Он нажал кнопку транзистора. Передавали тягучее, как патока, «Болеро» Равеля.
— Слушай меня, — тронул он за локоть девушку, — я стар, но, как умру, ты останешься обеспеченной на всю жизнь. Я вдовец, хочешь, покажу паспорт? Выходи за меня замуж. Я не шучу, я предлагаю тебе руку и сердце.
Он улыбнулся: он предлагал девушке тараканью дрожащую руку в хитиновых пигментных пятнах и сердце, которого давным-давно не чувствовал.
Он ожидал чего угодно: что девушка искренне изумится, испуганно на него посмотрит, наконец, цинично полюбопытствует, кто он такой и много ли у него денег, — только не этого тихого смеха. Ее глаза мерцали в темноте. Мерцание напомнило ему… Господи, да ведь так мерцали глаза у проклятой рыбы, возомнившей себя весами. Когда она окончательно залегла на тинистом дне с острогой, как с рогом, промеж глаз. Все так же тихо смеясь, девушка выскользнула из машины, побежала по лунному лугу. Она летела по нему, как комета по небу, оставляя длинный, серебристый в лунном свете след.
— Куда ты? — он пошел следом, чувствуя, как намокают в ночной росе ботинки.

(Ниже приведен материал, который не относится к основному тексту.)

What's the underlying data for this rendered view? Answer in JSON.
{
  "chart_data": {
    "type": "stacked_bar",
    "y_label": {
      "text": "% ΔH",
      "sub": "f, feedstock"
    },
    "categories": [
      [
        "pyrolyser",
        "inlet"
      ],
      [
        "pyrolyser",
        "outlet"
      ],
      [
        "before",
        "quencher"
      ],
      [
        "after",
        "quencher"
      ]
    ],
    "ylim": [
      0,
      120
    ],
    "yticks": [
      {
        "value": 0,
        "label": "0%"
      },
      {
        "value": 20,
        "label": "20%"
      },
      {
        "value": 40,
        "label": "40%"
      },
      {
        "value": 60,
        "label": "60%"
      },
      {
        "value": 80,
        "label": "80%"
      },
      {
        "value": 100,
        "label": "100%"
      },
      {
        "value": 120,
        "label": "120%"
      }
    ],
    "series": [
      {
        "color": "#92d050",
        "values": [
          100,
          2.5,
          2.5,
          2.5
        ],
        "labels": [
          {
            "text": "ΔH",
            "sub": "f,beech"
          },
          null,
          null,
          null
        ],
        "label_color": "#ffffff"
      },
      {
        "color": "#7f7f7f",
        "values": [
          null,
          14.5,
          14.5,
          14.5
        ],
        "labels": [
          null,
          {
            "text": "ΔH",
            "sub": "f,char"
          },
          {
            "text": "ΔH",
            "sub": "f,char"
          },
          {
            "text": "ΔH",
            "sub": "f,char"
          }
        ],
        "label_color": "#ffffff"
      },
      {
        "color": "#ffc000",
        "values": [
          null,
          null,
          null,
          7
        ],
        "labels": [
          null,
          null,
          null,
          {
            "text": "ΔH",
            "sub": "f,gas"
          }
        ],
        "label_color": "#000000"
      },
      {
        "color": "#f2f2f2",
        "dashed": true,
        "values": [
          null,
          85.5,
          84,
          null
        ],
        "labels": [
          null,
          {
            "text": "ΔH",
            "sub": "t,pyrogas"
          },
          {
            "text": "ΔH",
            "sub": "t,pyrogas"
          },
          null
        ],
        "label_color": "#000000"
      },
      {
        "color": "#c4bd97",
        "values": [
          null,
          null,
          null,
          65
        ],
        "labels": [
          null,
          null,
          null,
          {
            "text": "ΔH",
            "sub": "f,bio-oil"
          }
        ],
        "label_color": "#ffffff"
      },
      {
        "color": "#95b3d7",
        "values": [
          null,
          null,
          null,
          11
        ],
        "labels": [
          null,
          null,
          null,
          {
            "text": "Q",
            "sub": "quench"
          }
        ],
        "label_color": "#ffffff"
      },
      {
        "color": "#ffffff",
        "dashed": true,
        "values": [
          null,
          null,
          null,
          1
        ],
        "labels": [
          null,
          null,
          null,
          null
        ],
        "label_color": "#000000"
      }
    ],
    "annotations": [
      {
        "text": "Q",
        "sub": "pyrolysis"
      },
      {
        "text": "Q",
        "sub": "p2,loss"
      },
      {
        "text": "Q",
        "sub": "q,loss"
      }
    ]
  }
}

Лугу, казалось, не будет конца и края. Над травой встал густой, как сыворотка, туман. Из него выглядывали то лопасти мельницы, то резные коньки богатых, крытых жестью хоромин. Туман оказался кладбищем звуков: тренькали балалайки, где-то помахивали косами, подзадоривали себя неведомые лунные косцы, скрипели груженые подводы, некто подвыпивший стыдил норовистого конягу. Но наконец таинственный град Китеж кончился. Он вышел прямо на развалившийся черный сарай. На второй ярус сарая с земли вела шаткая деревянная лестница. Там, высоко, в смутной глубине ему почудился шорох, и будто бы мелькнуло что-то белое.
— Эй! Ты там?
В проеме возникло лицо девушки:
— Ага, на сеновале. Я здесь буду спать. Вы идите в машину, не то простудитесь.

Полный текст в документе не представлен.